Gökdere merkezin; Doğusunda, Ziver (Akbulut). Kuzey Batısında, Haylan-ı cir ve Haylan-ı cor (Büyük-Küçük Çaltı). Zoğpa (Beydoğan), Hatek (Atik),Ğedmem (Gemtepe), Kuzeyinde; Parsiyan (Kırkbulak),Tüy, Kuzey Batısında ise Kileban (Köklüce), Güneyinde ise Murat nehri ve eteğinde Akdağ silsilesi ve Ekrek (Burgudere)köyü yer alır (Burgurdere, Gökdere havzasında yer almaz.). Gökdere merkez‘e bağlı üç tane de mezrası var. Harkulan (sivrikaya), Rezan (payam) ve Kılıçvare(burada kimse yaşamıyor) olmak üzere toplam 10 muhtarlıktan ibarettir.Cumhuriyet dönemi öncesi sancak mahiyetinde olan Gökdere cumhuriyet döneminde nahiye olarak unvan aldı. Köyü Nahiye müdürü ve muhtar idare ederdi. 1970’li yıllardan sonra ise sadece muhtarlık olarak idare edilmeye başlandı. O Tarihlere kadar köyde halk evi mevcuttu. Ancak şu anda yok.

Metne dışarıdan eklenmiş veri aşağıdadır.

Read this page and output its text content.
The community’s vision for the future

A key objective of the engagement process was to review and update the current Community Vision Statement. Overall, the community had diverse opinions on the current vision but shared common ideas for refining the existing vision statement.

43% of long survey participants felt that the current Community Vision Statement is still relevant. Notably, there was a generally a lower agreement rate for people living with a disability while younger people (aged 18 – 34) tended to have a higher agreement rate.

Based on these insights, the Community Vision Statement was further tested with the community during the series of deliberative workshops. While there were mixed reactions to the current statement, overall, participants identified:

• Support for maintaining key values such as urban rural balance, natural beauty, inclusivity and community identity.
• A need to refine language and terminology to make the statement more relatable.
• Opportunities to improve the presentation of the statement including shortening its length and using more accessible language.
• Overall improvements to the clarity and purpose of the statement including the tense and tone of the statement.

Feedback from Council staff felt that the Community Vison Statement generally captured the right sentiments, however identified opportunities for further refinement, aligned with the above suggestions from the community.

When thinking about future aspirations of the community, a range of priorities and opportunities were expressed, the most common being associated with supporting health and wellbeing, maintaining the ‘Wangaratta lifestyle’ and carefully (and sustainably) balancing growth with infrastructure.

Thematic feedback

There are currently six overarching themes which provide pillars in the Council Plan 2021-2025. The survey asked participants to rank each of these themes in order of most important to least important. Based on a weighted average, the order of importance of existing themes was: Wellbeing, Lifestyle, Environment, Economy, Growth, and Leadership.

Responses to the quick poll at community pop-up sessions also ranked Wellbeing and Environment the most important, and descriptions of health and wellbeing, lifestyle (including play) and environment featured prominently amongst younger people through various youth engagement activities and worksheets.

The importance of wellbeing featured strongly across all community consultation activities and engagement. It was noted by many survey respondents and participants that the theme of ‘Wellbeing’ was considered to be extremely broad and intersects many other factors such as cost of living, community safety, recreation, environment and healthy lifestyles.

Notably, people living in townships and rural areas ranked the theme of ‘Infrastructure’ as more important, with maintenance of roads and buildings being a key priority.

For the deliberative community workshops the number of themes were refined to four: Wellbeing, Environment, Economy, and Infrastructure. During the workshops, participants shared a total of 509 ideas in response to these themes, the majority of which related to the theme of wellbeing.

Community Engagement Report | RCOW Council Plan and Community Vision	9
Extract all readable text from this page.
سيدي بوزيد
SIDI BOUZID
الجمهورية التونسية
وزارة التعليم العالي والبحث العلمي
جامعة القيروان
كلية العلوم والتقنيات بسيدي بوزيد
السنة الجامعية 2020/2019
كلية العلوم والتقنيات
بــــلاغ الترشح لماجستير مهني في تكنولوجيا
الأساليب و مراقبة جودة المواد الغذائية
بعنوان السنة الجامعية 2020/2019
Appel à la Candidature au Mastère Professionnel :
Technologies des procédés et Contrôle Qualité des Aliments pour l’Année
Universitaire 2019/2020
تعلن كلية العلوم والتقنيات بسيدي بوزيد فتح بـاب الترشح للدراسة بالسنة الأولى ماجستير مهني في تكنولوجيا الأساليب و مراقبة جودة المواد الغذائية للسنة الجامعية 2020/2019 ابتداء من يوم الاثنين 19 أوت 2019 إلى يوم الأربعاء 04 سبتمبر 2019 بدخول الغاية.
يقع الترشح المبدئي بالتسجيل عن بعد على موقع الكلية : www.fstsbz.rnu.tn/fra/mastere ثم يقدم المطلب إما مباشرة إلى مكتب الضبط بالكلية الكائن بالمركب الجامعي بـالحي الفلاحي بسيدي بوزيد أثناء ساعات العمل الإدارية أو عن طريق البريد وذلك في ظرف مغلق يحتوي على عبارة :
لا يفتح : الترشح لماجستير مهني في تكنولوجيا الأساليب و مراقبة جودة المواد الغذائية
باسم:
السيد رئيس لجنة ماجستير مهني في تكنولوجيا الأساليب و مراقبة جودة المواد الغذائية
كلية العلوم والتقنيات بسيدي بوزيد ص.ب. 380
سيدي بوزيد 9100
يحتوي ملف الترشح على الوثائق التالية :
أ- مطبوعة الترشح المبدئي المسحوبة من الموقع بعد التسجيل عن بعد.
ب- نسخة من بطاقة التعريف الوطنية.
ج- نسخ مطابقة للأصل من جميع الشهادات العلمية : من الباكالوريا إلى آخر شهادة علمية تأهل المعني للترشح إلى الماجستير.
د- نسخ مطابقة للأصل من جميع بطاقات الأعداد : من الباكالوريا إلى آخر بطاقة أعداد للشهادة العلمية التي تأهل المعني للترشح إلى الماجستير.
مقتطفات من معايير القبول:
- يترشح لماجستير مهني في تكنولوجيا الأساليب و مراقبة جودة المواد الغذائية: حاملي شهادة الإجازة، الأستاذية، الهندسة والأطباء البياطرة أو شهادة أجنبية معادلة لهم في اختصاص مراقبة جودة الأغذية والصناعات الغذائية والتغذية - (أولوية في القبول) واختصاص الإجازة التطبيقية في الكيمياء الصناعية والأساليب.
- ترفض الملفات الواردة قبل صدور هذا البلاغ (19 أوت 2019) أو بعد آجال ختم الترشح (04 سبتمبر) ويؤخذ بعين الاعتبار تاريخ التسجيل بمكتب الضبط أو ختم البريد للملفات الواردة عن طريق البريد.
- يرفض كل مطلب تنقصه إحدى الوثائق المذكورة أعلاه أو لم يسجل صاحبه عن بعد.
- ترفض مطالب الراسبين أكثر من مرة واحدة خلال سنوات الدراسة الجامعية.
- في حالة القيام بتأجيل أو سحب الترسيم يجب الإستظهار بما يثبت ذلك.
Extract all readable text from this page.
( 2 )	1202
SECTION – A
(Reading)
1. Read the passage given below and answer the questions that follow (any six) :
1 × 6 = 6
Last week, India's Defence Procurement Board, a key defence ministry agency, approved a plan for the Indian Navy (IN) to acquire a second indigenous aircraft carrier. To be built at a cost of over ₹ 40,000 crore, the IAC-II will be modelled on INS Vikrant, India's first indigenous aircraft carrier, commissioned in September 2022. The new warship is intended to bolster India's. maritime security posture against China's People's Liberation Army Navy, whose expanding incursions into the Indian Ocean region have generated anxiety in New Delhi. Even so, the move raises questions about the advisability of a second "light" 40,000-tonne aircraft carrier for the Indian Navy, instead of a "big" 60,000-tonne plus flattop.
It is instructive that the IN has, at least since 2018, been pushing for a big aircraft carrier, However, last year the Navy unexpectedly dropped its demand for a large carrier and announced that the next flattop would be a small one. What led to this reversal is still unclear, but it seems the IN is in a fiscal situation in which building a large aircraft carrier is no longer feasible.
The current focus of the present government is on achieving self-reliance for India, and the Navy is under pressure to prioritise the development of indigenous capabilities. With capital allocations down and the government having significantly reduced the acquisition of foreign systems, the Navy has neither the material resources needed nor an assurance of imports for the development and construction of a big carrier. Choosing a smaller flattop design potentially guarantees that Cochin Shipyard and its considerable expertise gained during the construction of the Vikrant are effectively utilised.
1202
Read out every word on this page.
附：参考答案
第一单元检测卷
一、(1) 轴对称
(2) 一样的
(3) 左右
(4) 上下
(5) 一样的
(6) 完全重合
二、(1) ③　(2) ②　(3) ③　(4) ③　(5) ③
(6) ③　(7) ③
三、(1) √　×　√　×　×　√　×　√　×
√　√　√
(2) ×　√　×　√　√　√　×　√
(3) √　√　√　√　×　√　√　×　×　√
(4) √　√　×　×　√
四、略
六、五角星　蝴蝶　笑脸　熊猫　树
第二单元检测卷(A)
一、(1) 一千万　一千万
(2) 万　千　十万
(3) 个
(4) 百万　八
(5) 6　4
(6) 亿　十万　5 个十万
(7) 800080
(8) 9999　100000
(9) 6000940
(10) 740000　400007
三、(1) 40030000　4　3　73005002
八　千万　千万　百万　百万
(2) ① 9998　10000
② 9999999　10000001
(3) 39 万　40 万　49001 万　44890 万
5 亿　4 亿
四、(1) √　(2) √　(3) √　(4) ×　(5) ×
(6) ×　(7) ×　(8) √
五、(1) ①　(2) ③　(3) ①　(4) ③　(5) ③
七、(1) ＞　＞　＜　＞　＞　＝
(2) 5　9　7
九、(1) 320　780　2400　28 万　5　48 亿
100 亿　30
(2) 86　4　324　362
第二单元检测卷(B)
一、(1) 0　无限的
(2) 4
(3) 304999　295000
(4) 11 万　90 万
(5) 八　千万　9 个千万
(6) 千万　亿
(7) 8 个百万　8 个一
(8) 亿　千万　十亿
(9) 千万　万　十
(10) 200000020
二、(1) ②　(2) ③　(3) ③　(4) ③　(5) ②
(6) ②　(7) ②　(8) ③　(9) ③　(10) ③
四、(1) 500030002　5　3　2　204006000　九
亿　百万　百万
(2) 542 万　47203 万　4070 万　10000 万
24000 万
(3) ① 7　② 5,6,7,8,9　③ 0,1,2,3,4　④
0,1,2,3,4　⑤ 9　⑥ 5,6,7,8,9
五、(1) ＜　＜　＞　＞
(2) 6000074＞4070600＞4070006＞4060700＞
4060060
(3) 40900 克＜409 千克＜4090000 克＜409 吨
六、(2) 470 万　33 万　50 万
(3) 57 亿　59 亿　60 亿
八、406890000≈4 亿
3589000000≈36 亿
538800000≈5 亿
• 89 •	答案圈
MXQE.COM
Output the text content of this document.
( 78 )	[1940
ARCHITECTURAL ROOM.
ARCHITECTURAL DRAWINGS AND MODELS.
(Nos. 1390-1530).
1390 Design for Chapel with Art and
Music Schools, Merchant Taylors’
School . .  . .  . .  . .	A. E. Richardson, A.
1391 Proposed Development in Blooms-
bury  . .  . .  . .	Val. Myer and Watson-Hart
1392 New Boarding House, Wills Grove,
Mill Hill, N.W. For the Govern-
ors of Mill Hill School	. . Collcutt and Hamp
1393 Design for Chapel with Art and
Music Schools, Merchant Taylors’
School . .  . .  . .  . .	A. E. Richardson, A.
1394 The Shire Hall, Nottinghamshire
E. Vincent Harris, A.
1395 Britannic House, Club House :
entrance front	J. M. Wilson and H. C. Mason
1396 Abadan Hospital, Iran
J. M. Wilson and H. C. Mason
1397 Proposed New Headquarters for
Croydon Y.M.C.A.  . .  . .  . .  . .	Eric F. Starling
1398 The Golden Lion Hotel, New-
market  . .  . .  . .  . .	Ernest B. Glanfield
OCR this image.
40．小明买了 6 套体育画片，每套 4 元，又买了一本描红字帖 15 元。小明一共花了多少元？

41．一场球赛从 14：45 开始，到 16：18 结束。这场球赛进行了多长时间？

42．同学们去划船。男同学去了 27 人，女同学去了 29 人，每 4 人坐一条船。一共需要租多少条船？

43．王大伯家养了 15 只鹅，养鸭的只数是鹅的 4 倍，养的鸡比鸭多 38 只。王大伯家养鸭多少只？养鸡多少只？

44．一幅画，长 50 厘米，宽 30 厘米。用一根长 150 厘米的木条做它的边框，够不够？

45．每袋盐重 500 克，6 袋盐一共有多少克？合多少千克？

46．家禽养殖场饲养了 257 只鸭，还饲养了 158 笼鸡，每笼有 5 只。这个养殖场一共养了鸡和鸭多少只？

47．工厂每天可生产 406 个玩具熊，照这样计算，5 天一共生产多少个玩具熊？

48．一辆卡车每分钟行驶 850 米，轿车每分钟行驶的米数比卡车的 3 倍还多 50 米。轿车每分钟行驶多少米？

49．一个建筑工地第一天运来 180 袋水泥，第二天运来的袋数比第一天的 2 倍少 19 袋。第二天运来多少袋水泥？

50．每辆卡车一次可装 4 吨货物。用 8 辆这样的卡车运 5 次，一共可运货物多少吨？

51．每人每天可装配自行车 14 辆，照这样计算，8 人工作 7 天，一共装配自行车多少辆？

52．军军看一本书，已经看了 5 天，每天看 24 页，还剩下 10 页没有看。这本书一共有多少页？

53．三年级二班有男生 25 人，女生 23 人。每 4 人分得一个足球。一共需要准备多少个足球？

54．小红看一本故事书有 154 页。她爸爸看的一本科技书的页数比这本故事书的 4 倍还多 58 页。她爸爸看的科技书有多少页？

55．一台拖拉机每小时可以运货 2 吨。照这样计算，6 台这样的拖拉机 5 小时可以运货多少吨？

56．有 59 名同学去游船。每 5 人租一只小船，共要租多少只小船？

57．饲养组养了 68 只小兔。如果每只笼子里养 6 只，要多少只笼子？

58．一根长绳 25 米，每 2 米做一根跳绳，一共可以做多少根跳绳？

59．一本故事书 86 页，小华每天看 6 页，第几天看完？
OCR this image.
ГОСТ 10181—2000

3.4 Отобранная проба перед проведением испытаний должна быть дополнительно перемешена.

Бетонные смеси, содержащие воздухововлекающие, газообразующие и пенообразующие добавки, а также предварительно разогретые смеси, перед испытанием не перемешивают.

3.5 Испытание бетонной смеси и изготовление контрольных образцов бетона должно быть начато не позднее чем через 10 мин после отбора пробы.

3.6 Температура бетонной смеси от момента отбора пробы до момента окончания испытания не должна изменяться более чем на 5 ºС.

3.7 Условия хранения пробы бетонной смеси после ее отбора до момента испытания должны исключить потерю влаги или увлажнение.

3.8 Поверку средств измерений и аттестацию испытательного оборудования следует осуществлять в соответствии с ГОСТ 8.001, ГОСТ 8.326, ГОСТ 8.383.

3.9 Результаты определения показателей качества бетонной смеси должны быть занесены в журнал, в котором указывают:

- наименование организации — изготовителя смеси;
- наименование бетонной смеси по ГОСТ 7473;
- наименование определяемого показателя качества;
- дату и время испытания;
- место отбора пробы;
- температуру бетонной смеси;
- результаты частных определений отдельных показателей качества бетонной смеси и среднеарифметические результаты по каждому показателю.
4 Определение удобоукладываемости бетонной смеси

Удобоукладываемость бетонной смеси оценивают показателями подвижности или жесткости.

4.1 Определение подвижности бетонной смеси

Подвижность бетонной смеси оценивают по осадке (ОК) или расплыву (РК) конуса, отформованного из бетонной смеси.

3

ÖNEMLİ NOT: Kaleme alınmış olan bu köy tarihçesi her hangi bir yazılı veya bilimsen kaynaktan aktarım değildir. Tamamen halk arasında söylenen ve köyün ileri gelen kişilerince ve de yaşlıların anlatımına dayalı olarak kaleme alınmıştır. Bu konu da birikimi veya çalışması olan her Gökdereli veya bilirkişi bilgilerini bizimle paylaşa bilir.
(Derleyen ve Araştırma sonucu Kaleme alan: ŞAHABETTİN ARSLAN )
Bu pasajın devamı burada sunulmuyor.